【クアラルンプール/マレーシア 20日 AFP】世界中の高層ビルを登り、「スパイダーマン(Spiderman)」の異名を持つフランス人、アラン・ロベール(Alain Robert、44)さんが20日、命綱などの安全器具などを一切使わずにクアラルンプール(Kuala Lumpur)のペトロナス・ツイン・タワー(Petronas Twin Towers)への「登頂」を試みたが、頂上まで残すところ3分の1という時点で「御用」となった。

 88階建てのペトロナス・ツイン・タワーは、2003年まで世界一の高さを誇っていた超高層ビル。ロベールさんは60階に到達したところで、待ち構えていた消防隊員によって拘束された。

 消防局報道担当者は「ビルを登るロベール氏に対し、あきらめてビル内に戻るよう呼びかけたところ、“オーケー”と言って、持っていたマレーシア国旗をこちらに向けて振った。その後、窓から救出した」と報道陣に語った。

 実はロベール氏、ちょうど10年前にもペトロナス・ツイン・タワーへの登頂を試みたが、同じ階で御用となっている。そのため消防隊員も、彼の「スタント」への対処方法は心得たものだ。

 警察当局によれば、ロベール氏はクアラルンプールの警察署に少なくとも一晩拘置され、取り調べを受けるという。AFPの取材に対し担当者は「タワー登頂許可を得ていないようであれば、不法侵入罪に問うことになる。本人は、ビルに登ってみたかっただけだと主張している。とにかく“登りたかったから”を繰り返すばかりだ」と語った。

 有罪が確定した場合、罰金2000リンギット(約6万7000円)と最長1年の禁固刑のいずれか、もしくは両方が科せられる。

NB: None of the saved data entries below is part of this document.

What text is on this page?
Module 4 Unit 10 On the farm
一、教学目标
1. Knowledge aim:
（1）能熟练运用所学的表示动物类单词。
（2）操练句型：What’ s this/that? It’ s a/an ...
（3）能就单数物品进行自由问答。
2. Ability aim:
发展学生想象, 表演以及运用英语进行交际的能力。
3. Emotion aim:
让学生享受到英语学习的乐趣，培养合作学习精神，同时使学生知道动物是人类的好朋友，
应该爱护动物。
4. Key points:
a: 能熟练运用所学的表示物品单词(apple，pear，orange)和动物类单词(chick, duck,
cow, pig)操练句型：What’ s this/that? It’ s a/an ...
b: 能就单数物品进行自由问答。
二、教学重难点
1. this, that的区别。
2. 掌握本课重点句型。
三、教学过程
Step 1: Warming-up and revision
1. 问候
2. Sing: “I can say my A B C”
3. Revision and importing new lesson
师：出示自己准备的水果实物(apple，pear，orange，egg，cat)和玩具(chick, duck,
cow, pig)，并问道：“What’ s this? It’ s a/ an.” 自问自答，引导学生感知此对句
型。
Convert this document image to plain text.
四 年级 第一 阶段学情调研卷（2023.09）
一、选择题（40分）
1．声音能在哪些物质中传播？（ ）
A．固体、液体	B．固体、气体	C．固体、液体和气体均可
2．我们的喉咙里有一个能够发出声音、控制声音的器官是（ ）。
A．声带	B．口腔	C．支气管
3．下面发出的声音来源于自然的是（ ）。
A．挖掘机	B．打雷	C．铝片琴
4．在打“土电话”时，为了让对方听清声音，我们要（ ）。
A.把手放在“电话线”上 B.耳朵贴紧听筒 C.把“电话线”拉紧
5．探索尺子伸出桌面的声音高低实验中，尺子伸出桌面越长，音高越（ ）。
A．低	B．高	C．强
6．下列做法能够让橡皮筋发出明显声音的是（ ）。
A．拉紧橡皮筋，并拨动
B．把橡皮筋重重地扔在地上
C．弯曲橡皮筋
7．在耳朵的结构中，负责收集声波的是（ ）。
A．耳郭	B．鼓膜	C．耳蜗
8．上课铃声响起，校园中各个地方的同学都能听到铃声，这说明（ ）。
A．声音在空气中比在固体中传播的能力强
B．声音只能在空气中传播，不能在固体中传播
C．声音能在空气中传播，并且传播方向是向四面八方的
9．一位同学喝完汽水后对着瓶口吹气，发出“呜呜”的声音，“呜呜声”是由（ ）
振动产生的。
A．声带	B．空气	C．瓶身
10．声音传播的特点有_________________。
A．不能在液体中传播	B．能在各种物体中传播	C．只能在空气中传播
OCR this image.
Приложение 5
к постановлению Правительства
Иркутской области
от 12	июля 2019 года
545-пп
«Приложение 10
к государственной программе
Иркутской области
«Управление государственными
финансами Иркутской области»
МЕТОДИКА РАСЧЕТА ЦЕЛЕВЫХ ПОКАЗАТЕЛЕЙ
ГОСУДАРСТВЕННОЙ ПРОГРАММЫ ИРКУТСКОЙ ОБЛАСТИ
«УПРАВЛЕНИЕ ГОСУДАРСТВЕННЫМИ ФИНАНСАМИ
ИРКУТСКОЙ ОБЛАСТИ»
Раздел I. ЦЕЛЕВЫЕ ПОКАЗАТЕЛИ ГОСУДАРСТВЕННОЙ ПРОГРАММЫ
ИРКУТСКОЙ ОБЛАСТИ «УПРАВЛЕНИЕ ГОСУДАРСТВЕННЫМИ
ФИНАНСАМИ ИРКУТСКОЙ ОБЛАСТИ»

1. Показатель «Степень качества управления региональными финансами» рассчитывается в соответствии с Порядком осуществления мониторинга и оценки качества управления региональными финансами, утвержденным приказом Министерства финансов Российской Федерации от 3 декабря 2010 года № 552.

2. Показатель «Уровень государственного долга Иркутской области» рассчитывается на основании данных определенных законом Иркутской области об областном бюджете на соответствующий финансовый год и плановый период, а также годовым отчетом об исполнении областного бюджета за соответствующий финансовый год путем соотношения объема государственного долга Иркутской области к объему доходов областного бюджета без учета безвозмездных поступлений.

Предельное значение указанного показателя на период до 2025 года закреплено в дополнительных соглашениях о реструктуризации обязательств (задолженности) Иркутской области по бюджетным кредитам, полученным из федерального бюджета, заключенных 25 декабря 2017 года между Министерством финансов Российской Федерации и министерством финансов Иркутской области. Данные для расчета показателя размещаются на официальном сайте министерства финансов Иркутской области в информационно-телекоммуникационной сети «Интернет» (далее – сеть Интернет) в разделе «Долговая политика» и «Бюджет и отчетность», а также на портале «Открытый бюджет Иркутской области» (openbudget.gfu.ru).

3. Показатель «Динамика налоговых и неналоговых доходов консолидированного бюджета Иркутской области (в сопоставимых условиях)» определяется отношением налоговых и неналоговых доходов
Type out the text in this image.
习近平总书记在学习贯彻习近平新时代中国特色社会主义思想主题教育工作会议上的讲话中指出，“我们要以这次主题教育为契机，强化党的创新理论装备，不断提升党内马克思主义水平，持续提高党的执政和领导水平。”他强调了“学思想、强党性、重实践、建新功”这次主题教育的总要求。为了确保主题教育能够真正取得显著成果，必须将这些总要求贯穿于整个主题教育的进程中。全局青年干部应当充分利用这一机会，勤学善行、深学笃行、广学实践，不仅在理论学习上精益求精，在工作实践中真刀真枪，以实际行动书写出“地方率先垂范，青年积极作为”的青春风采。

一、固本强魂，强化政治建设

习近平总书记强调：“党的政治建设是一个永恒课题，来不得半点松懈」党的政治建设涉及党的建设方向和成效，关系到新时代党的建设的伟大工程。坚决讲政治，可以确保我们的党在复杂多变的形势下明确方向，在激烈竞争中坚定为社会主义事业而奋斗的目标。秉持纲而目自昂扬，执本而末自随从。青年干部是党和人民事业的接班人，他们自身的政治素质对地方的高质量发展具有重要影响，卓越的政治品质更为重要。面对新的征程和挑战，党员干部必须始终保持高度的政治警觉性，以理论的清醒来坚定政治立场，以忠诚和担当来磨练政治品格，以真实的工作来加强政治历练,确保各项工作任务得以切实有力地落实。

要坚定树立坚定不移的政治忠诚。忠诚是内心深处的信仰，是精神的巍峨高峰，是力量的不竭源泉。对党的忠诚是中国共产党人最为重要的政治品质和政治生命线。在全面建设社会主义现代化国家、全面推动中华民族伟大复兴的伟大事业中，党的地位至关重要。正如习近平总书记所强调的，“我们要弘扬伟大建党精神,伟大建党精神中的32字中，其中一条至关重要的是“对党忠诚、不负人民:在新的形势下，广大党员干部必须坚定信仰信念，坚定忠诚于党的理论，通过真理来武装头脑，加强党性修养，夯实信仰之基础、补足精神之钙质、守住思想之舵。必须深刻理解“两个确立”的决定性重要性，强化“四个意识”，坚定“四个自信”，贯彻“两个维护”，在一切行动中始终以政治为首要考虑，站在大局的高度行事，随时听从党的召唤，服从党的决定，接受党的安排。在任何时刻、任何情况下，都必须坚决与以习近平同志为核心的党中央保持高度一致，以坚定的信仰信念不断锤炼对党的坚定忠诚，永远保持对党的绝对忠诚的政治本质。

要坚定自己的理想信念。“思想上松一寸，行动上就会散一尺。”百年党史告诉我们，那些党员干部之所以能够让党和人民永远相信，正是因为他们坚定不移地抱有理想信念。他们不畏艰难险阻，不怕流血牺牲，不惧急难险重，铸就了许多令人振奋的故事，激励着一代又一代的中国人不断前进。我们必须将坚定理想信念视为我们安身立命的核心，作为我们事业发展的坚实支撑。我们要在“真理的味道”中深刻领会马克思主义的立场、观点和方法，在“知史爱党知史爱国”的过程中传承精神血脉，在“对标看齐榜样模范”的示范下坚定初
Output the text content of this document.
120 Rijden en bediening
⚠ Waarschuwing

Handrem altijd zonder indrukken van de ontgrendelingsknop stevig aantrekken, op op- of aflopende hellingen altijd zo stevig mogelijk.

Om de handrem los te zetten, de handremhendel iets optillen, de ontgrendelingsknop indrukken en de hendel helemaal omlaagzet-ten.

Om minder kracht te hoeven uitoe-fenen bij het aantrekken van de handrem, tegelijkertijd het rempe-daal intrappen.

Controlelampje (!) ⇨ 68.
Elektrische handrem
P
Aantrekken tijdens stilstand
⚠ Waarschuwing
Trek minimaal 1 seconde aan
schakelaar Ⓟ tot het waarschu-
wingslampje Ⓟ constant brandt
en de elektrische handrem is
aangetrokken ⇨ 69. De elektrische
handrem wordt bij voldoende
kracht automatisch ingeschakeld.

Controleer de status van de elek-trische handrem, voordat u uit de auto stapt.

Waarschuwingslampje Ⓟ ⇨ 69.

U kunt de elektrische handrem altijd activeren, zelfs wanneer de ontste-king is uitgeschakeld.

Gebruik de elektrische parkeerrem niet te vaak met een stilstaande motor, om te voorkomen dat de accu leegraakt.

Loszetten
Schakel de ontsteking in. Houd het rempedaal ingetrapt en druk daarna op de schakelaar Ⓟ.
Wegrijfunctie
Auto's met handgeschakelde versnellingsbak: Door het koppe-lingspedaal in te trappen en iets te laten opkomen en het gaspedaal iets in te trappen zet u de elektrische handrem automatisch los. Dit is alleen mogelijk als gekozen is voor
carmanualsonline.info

 逮捕時には、少なくとも20人の警官と消防車ならびに消防隊員約15人が現場に急行。ペトロナス・ツイン・タワー前の道路は、ロベール氏の登頂を一目見ようと500人もの見物客が集まった。 

 マレーシアを公式訪問中だったフランスのクリスチャン・ポンスレ(Christian Poncelet)上院議長も、ロベール氏の登頂を目撃。「人は誰でも、他人と違うことをやって目立ちたいと思うものだが、彼の場合は変わってるな。危険すぎる」とコメントした。

「スパイダーマン」の過去の登頂成功例は、パリのエッフェル搭(Eiffel Tower)、サンフランシスコの金門橋(Golden Gate Bridge)など。